Sparse Beats Dense: Rethinking Supervision in Radar-Camera Depth Completion
Huadong Li, Minhao Jing, Jiajun Liang, Haoqiang Fan, Renhe Ji
TL;DR
The paper tackles radar-camera depth completion under sparse LiDAR supervision and identifies LiDAR Distribution Leakage (LDL) as the cause of stripe-like artifacts. It introduces a Disruption-Compensation framework that disrupts LDL during training via Camera Intrinsics Disruption and Radar Disruption and compensates with a Radar-aware Mask Decoder and a Radar-Position Injection Module within a multi-scale Depth Completion Network, guided by a weighted loss. On nuScenes, the approach surpasses state-of-the-art dense supervision methods with a $11.6\%$ improvement in $MAE$ and a $1.6\times$ faster $FPS$, demonstrating that carefully designed sparse supervision can outperform dense supervision while reducing data-noise issues.
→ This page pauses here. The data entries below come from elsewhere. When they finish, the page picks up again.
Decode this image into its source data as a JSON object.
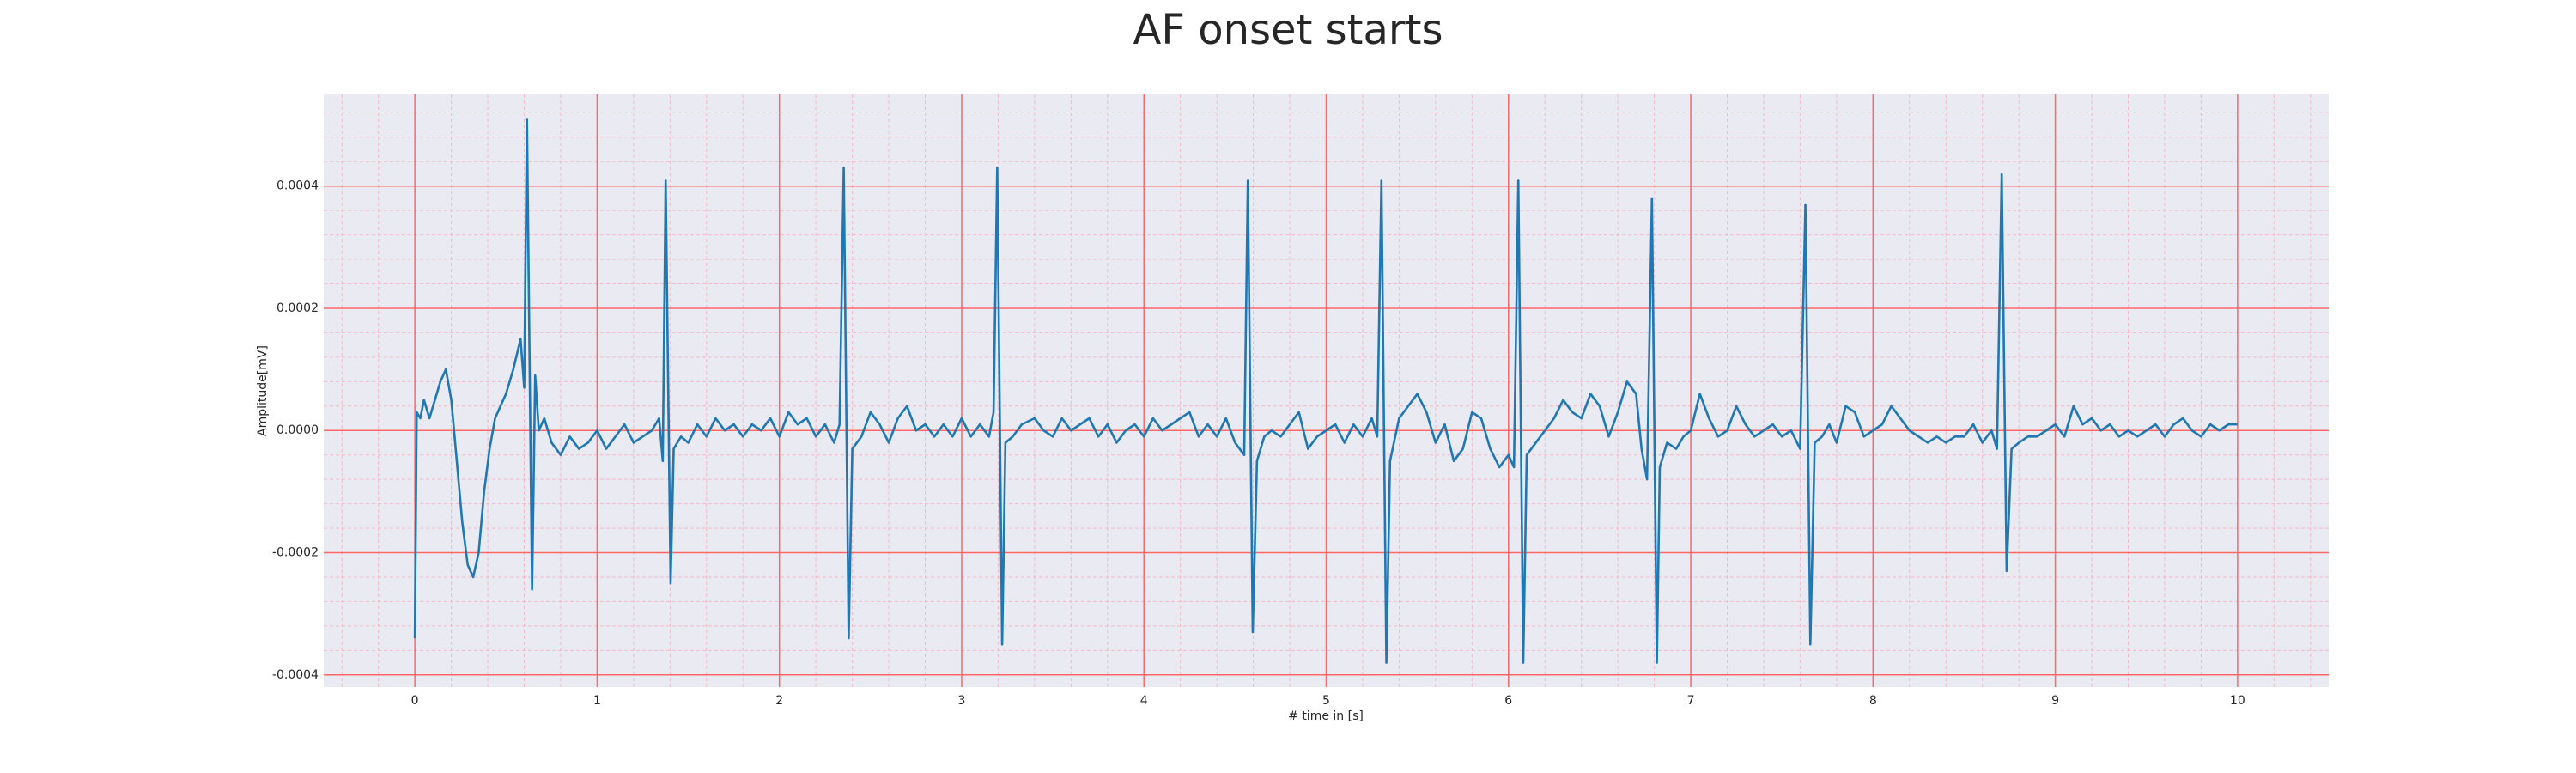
{
  "chart_data": {
    "type": "line",
    "title": "AF onset starts",
    "xlabel": "# time in [s]",
    "ylabel": "Amplitude[mV]",
    "color": "#1f77b4",
    "grid": true,
    "grid_color": "#ff6666",
    "minor_grid": true,
    "minor_grid_color": "#f5b8c4",
    "background": "#eaeaf2",
    "xlim": [
      -0.5,
      10.5
    ],
    "ylim": [
      -0.00042,
      0.00055
    ],
    "xticks": [
      0,
      1,
      2,
      3,
      4,
      5,
      6,
      7,
      8,
      9,
      10
    ],
    "yticks": [
      -0.0004,
      -0.0002,
      {
        "value": 0,
        "label": "0.0000"
      },
      0.0002,
      0.0004
    ],
    "xminorticks": [
      -0.4,
      -0.2,
      0.2,
      0.4,
      0.6,
      0.8,
      1.2,
      1.4,
      1.6,
      1.8,
      2.2,
      2.4,
      2.6,
      2.8,
      3.2,
      3.4,
      3.6,
      3.8,
      4.2,
      4.4,
      4.6,
      4.8,
      5.2,
      5.4,
      5.6,
      5.8,
      6.2,
      6.4,
      6.6,
      6.8,
      7.2,
      7.4,
      7.6,
      7.8,
      8.2,
      8.4,
      8.6,
      8.8,
      9.2,
      9.4,
      9.6,
      9.8,
      10.2,
      10.4
    ],
    "yminorticks": [
      -0.00036,
      -0.00032,
      -0.00028,
      -0.00024,
      -0.00016,
      -0.00012,
      -8e-05,
      -4e-05,
      4e-05,
      8e-05,
      0.00012,
      0.00016,
      0.00024,
      0.00028,
      0.00032,
      0.00036,
      0.00044,
      0.00048,
      0.00052
    ],
    "x": [
      0,
      0.01,
      0.03,
      0.05,
      0.08,
      0.11,
      0.14,
      0.17,
      0.2,
      0.23,
      0.26,
      0.29,
      0.32,
      0.35,
      0.38,
      0.41,
      0.44,
      0.47,
      0.5,
      0.54,
      0.58,
      0.6,
      0.615,
      0.643,
      0.66,
      0.68,
      0.71,
      0.75,
      0.8,
      0.85,
      0.9,
      0.95,
      1.0,
      1.05,
      1.1,
      1.15,
      1.2,
      1.25,
      1.3,
      1.34,
      1.36,
      1.376,
      1.403,
      1.42,
      1.46,
      1.5,
      1.55,
      1.6,
      1.65,
      1.7,
      1.75,
      1.8,
      1.85,
      1.9,
      1.95,
      2.0,
      2.05,
      2.1,
      2.15,
      2.2,
      2.25,
      2.3,
      2.33,
      2.353,
      2.38,
      2.4,
      2.45,
      2.5,
      2.55,
      2.6,
      2.65,
      2.7,
      2.75,
      2.8,
      2.85,
      2.9,
      2.95,
      3.0,
      3.05,
      3.1,
      3.15,
      3.175,
      3.195,
      3.222,
      3.24,
      3.28,
      3.33,
      3.4,
      3.45,
      3.5,
      3.55,
      3.6,
      3.65,
      3.7,
      3.75,
      3.8,
      3.85,
      3.9,
      3.95,
      4.0,
      4.05,
      4.1,
      4.15,
      4.2,
      4.25,
      4.3,
      4.35,
      4.4,
      4.45,
      4.5,
      4.55,
      4.57,
      4.597,
      4.62,
      4.66,
      4.7,
      4.75,
      4.8,
      4.85,
      4.9,
      4.95,
      5.0,
      5.05,
      5.1,
      5.15,
      5.2,
      5.25,
      5.28,
      5.303,
      5.33,
      5.35,
      5.4,
      5.45,
      5.5,
      5.55,
      5.6,
      5.65,
      5.7,
      5.75,
      5.8,
      5.85,
      5.9,
      5.95,
      6.0,
      6.03,
      6.054,
      6.081,
      6.1,
      6.15,
      6.2,
      6.25,
      6.3,
      6.35,
      6.4,
      6.45,
      6.5,
      6.55,
      6.6,
      6.65,
      6.7,
      6.73,
      6.76,
      6.787,
      6.814,
      6.83,
      6.87,
      6.92,
      6.96,
      7.0,
      7.05,
      7.1,
      7.15,
      7.2,
      7.25,
      7.3,
      7.35,
      7.4,
      7.45,
      7.5,
      7.55,
      7.6,
      7.629,
      7.656,
      7.68,
      7.72,
      7.76,
      7.8,
      7.85,
      7.9,
      7.95,
      8.0,
      8.05,
      8.1,
      8.15,
      8.2,
      8.25,
      8.3,
      8.35,
      8.4,
      8.45,
      8.5,
      8.55,
      8.6,
      8.65,
      8.68,
      8.706,
      8.733,
      8.76,
      8.8,
      8.85,
      8.9,
      8.95,
      9.0,
      9.05,
      9.1,
      9.15,
      9.2,
      9.25,
      9.3,
      9.35,
      9.4,
      9.45,
      9.5,
      9.55,
      9.6,
      9.65,
      9.7,
      9.75,
      9.8,
      9.85,
      9.9,
      9.95,
      10.0
    ],
    "values": [
      -0.00034,
      3e-05,
      2e-05,
      5e-05,
      2e-05,
      5e-05,
      8e-05,
      0.0001,
      5e-05,
      -5e-05,
      -0.00015,
      -0.00022,
      -0.00024,
      -0.0002,
      -0.0001,
      -3e-05,
      2e-05,
      4e-05,
      6e-05,
      0.0001,
      0.00015,
      7e-05,
      0.00051,
      -0.00026,
      9e-05,
      0,
      2e-05,
      -2e-05,
      -4e-05,
      -1e-05,
      -3e-05,
      -2e-05,
      0,
      -3e-05,
      -1e-05,
      1e-05,
      -2e-05,
      -1e-05,
      0,
      2e-05,
      -5e-05,
      0.00041,
      -0.00025,
      -3e-05,
      -1e-05,
      -2e-05,
      1e-05,
      -1e-05,
      2e-05,
      0,
      1e-05,
      -1e-05,
      1e-05,
      0,
      2e-05,
      -1e-05,
      3e-05,
      1e-05,
      2e-05,
      -1e-05,
      1e-05,
      -2e-05,
      1e-05,
      0.00043,
      -0.00034,
      -3e-05,
      -1e-05,
      3e-05,
      1e-05,
      -2e-05,
      2e-05,
      4e-05,
      0,
      1e-05,
      -1e-05,
      1e-05,
      -1e-05,
      2e-05,
      -1e-05,
      1e-05,
      -1e-05,
      3e-05,
      0.00043,
      -0.00035,
      -2e-05,
      -1e-05,
      1e-05,
      2e-05,
      0,
      -1e-05,
      2e-05,
      0,
      1e-05,
      2e-05,
      -1e-05,
      1e-05,
      -2e-05,
      0,
      1e-05,
      -1e-05,
      2e-05,
      0,
      1e-05,
      2e-05,
      3e-05,
      -1e-05,
      1e-05,
      -1e-05,
      2e-05,
      -2e-05,
      -4e-05,
      0.00041,
      -0.00033,
      -5e-05,
      -1e-05,
      0,
      -1e-05,
      1e-05,
      3e-05,
      -3e-05,
      -1e-05,
      0,
      1e-05,
      -2e-05,
      1e-05,
      -1e-05,
      2e-05,
      -1e-05,
      0.00041,
      -0.00038,
      -5e-05,
      2e-05,
      4e-05,
      6e-05,
      3e-05,
      -2e-05,
      1e-05,
      -5e-05,
      -3e-05,
      3e-05,
      2e-05,
      -3e-05,
      -6e-05,
      -4e-05,
      -6e-05,
      0.00041,
      -0.00038,
      -4e-05,
      -2e-05,
      0,
      2e-05,
      5e-05,
      3e-05,
      2e-05,
      6e-05,
      4e-05,
      -1e-05,
      3e-05,
      8e-05,
      6e-05,
      -3e-05,
      -8e-05,
      0.00038,
      -0.00038,
      -6e-05,
      -2e-05,
      -3e-05,
      -1e-05,
      0,
      6e-05,
      2e-05,
      -1e-05,
      0,
      4e-05,
      1e-05,
      -1e-05,
      0,
      1e-05,
      -1e-05,
      0,
      -3e-05,
      0.00037,
      -0.00035,
      -2e-05,
      -1e-05,
      1e-05,
      -2e-05,
      4e-05,
      3e-05,
      -1e-05,
      0,
      1e-05,
      4e-05,
      2e-05,
      0,
      -1e-05,
      -2e-05,
      -1e-05,
      -2e-05,
      -1e-05,
      -1e-05,
      1e-05,
      -2e-05,
      0,
      -3e-05,
      0.00042,
      -0.00023,
      -3e-05,
      -2e-05,
      -1e-05,
      -1e-05,
      0,
      1e-05,
      -1e-05,
      4e-05,
      1e-05,
      2e-05,
      0,
      1e-05,
      -1e-05,
      0,
      -1e-05,
      0,
      1e-05,
      -1e-05,
      1e-05,
      2e-05,
      0,
      -1e-05,
      1e-05,
      0,
      1e-05,
      1e-05
    ]
  }
}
This work challenges the assumption that denser supervision is always superior and suggests broader applicability of LDL mitigation strategies to improve efficiency and accuracy in 3D perception tasks.
Abstract
It is widely believed that sparse supervision is worse than dense supervision in the field of depth completion, but the underlying reasons for this are rarely discussed. To this end, we revisit the task of radar-camera depth completion and present a new method with sparse LiDAR supervision to outperform previous dense LiDAR supervision methods in both accuracy and speed. Specifically, when trained by sparse LiDAR supervision, depth completion models usually output depth maps containing significant stripe-like artifacts. We find that such a phenomenon is caused by the implicitly learned positional distribution pattern from sparse LiDAR supervision, termed as LiDAR Distribution Leakage (LDL) in this paper. Based on such understanding, we present a novel Disruption-Compensation radar-camera depth completion framework to address this issue. The Disruption part aims to deliberately disrupt the learning of LiDAR distribution from sparse supervision, while the Compensation part aims to leverage 3D spatial and 2D semantic information to compensate for the information loss of previous disruptions. Extensive experimental results demonstrate that by reducing the impact of LDL, our framework with sparse supervision outperforms the state-of-the-art dense supervision methods with 11.6% improvement in Mean Absolute Error (MAE)} and 1.6x speedup in Frame Per Second (FPS)}. The code is available at https://github.com/megvii-research/Sparse-Beats-Dense.